Browder eventually left finance to become a full-time champion of human rights after the brutal murder of his friend and Russian lawyer Sergei Magnitsky. In that capacity, he has managed to influence legislation in both the U.S. and Europe to sanction some of the Russians he blames for the murders of people like Magnitsky. Whereas typical human rights narratives in the U.S. emphasize governmental repression, it is clear from Browder’s account that in Russia, and indeed, much of the rest of the world, wealthy private interests are equally capable of suppressing human rights and even committing murder with impunity. As long as their governments are at least inept, if not corrupt or complicit, there are strong temptations for private oligarchs to take the law into their own hands to enhance their profits.
Yet as uplifting as Browder’s personal trajectory is, he criticizes the radical extremes of Russian capitalism without noting that he played a similar game, extracting profits from the Russian economy while contributing little or nothing to increased production.
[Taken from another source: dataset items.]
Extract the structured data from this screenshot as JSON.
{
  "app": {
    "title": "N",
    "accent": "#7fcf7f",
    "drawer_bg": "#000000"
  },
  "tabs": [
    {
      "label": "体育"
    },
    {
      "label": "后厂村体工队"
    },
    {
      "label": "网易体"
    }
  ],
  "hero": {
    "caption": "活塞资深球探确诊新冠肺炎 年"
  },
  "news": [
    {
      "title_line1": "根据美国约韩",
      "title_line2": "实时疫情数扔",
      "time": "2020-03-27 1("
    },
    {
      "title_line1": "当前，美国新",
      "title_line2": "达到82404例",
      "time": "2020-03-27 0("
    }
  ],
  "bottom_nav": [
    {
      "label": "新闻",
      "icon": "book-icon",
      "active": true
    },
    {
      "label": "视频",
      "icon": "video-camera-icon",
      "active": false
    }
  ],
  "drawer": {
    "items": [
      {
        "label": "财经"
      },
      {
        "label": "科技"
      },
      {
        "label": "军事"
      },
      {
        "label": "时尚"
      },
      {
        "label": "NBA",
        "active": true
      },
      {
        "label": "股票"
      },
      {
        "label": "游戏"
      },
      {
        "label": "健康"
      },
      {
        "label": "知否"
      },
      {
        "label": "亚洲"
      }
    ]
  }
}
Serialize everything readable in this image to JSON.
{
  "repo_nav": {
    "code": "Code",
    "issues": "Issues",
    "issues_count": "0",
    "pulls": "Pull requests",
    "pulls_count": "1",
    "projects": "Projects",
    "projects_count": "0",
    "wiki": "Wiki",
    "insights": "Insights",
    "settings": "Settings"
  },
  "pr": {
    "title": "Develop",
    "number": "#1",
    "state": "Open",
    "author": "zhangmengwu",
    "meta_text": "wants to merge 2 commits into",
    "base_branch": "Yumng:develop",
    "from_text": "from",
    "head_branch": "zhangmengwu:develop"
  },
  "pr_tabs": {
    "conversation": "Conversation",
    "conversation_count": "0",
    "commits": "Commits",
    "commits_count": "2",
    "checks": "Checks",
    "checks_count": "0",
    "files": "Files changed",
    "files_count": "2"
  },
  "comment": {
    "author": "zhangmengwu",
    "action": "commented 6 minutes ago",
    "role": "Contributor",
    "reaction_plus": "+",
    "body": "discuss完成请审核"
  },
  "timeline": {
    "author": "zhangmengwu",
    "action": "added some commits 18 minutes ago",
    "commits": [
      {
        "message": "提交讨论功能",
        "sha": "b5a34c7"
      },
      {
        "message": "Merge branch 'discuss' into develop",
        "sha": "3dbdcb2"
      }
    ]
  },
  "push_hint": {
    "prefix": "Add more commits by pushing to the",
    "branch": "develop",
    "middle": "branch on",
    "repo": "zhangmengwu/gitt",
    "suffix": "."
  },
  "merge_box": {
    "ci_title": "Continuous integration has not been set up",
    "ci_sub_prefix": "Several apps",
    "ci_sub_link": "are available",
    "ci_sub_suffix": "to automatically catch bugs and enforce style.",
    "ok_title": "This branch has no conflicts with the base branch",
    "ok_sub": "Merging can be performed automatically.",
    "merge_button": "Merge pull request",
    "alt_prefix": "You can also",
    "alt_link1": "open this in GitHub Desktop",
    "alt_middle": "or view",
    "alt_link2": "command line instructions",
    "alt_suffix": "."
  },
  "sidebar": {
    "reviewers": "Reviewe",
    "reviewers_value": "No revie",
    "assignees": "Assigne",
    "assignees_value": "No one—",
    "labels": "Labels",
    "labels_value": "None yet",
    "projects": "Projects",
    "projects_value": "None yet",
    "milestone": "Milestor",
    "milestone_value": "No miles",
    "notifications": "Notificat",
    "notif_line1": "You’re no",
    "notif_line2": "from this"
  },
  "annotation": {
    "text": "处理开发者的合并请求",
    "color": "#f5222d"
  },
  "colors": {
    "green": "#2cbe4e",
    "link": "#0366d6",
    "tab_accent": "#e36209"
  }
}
Such unproductive capital only earns high returns, as he did, because real purchasing power is squeezed out of the hands of others–often by the same bullish inflation that drives up asset prices to the profit of investors. Changing the ownership of stock certificates is not in itself a productive activity. It does not generate new production, which alone can give real substance to the enhanced buying power of enriched owners. During the devastating 1998 economic catastrophe in Russia, for example, a 75 percent devaluation of Russian currency plus domestic price inflation eroded the living standard of the vast majority of Russians so much that even with a fall in total output, there was still plenty more to distribute to the richest of the rich.
Although Russia in recent years has been an extreme case of the concentration and corruption of private power, it is hardly unique. This corruption is a feature of the centuries-old capitalist system. The power of free and democratic movements and institutions is sometimes sufficient to reign in the worst abuses–but constant vigilance is necessary, because the temptations of great wealth toward augmentation by illegal means reassert themselves wherever popular and democratic institutions are weak.
James H. Nolt is a senior fellow at World Policy Institute and an adjunct associate professor at New York University.